Loa made no attempt to pursue him; indeed, he was hardly conscious that he had struck at anyone and he could not have named the man who had had such a narrow escape. The blow was the merest gesture. There would have been gratification in the feeling of the ax cleaving flesh and bone, but there was no sense of disappointment in its absence. Loa forgot the incident immediately. He swung his ax, rejoicing in the whistle it made as it parted the air. He whirled faster and faster, carried round by the weight of the blade. Tali at the drum worked up to a climax, writhing in ecstasy as he pounded out the accelerating rhythm. Faster and faster; no living creature could stand that pace for long. Indeharu over at one side fell almost fainting to the ground, and the girls among whom he was dancing stopped, gasping. As one tree brings down another, or as fire spreads from trunk to trunk, so the halt spread through the crowd. Men and women fell, sobbing for breath, and yet laughing with pleasure. Tali gave a final thump to his drum and allowed himself to fall limp on top of it, as exhausted as the others. The cessation of the music found Loa alone on his feet; the sudden ending of it all struck him rigid, so that for a moment he stood like an ebony statue, the ax held above his head. Then his knees sagged and he sank to the ground as well.

It had been a good dance, deriving additional zest from the fact that it had been entirely spontaneous, without any planning at all. Whatever might be Tali’s failings as a worker in iron, he certainly made up for them by his merits as a drummer. He deserved a wife, even though that meant withdrawing the labors of a young woman from the communal activities of the town for Tali’s personal benefit. Loa felt full of gratitude towards Tali. He might even in a prodigal gesture have given him a wife for nothing, but he remembered how much he wanted those iron ornaments for Lanu. Tali would have to wait until Lanu’s little ax was finished and the iron ornaments well on the way towards completion. It was highly convenient that Litti was willing to put in so much labor to buy a wife for his son.

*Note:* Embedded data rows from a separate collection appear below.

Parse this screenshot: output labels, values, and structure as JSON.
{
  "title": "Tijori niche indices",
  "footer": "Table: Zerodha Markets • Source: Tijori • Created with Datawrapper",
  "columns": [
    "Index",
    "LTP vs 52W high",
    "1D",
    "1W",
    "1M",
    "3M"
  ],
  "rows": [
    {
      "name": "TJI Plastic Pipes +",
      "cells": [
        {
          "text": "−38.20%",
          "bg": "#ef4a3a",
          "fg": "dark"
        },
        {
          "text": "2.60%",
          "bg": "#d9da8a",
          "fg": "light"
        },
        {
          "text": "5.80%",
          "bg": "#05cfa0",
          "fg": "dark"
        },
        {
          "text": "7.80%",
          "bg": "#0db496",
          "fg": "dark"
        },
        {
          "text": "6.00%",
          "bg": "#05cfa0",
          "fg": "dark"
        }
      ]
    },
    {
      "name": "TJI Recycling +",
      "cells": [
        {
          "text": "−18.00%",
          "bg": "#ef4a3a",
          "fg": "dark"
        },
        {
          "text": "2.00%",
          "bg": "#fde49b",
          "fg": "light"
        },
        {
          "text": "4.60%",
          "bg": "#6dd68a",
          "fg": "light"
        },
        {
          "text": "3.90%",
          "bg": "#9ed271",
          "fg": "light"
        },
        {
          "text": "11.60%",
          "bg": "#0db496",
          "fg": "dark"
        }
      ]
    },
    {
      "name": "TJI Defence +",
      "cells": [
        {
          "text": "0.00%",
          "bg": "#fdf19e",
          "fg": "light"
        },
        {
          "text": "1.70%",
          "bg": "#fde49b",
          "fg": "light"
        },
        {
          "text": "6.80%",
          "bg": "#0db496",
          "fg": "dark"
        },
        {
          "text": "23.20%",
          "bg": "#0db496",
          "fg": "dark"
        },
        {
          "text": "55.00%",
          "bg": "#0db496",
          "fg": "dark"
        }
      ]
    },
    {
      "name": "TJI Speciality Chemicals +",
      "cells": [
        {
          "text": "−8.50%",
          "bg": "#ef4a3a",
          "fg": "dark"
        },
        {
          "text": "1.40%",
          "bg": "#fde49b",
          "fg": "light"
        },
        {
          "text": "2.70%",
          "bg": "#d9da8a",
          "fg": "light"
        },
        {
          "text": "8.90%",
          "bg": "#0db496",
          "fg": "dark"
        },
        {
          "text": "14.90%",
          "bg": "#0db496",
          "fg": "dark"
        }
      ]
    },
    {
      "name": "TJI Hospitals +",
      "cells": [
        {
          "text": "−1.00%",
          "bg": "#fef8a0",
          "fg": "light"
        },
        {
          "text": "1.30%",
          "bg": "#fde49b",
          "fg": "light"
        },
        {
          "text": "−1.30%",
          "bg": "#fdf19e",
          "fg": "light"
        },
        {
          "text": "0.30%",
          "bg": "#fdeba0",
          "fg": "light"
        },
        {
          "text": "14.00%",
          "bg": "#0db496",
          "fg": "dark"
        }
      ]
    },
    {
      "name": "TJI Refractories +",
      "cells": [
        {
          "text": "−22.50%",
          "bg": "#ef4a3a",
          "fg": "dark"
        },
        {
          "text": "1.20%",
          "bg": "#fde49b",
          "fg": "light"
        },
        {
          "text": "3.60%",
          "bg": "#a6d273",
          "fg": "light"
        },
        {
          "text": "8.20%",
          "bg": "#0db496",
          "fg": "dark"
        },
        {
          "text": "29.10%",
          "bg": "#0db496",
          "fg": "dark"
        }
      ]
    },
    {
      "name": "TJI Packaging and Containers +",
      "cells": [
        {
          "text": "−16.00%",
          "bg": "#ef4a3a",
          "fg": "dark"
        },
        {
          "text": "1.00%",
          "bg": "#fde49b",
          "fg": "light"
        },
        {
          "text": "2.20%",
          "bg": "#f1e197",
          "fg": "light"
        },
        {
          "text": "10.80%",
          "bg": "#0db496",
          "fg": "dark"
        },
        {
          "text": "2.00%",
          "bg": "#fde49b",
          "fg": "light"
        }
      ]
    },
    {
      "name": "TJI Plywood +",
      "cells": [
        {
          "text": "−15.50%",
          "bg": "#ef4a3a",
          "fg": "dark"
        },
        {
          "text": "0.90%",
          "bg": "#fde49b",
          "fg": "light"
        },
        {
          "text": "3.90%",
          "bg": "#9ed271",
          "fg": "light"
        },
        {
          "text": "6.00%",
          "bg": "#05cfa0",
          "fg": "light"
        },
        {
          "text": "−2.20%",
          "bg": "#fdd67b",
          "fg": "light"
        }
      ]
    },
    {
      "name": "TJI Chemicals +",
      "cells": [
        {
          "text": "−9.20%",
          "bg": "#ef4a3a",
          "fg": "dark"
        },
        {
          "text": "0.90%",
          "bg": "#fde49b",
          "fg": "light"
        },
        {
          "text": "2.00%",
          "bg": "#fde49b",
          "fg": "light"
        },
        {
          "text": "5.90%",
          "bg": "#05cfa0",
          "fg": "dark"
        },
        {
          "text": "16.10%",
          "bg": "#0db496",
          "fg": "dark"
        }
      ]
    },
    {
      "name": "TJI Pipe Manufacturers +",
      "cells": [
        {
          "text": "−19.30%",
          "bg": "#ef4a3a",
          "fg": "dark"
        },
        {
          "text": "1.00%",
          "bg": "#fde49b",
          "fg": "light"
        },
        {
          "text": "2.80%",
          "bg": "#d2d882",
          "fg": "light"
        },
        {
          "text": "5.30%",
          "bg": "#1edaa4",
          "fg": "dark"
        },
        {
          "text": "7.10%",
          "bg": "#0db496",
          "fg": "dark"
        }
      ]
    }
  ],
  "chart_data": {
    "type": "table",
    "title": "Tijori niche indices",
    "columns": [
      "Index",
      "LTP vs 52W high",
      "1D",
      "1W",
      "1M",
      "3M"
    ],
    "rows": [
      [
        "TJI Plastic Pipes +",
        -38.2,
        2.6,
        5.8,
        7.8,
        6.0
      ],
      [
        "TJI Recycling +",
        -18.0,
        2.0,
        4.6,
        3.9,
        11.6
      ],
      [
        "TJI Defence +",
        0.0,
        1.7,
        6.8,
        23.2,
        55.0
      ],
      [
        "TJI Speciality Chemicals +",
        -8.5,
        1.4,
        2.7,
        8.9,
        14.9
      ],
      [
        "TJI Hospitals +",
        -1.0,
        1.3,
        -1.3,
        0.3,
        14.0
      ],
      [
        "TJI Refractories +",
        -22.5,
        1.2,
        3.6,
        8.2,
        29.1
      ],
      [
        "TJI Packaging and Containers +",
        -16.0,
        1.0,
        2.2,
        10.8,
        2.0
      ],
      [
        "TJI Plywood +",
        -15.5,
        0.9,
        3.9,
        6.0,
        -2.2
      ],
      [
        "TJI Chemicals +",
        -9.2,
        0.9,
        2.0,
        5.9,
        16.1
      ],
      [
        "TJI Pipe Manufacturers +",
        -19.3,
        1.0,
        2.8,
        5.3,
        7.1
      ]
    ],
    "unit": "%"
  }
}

Over at the place where iron was made, the charcoal fires had burned down to a mere heap of white ashes. Lying within the heap presumably was the lump of iron that Litti would fashion into an axhead for Lanu. The dance had delayed its completion—even old Litti and the children at the bellows must have been drawn into the dance—but that was the way things happened. When Loa walked back to his house he saw Delli lying in her pen, deep in conversation with Nari, the old woman who had been left to guard her. They were the only human beings left at this end of the town when the dance had been in progress. They had fallen into talk, the way women will, despite the difficulties of the strange jargon Delli spoke; despite the fact that Delli had not long to live.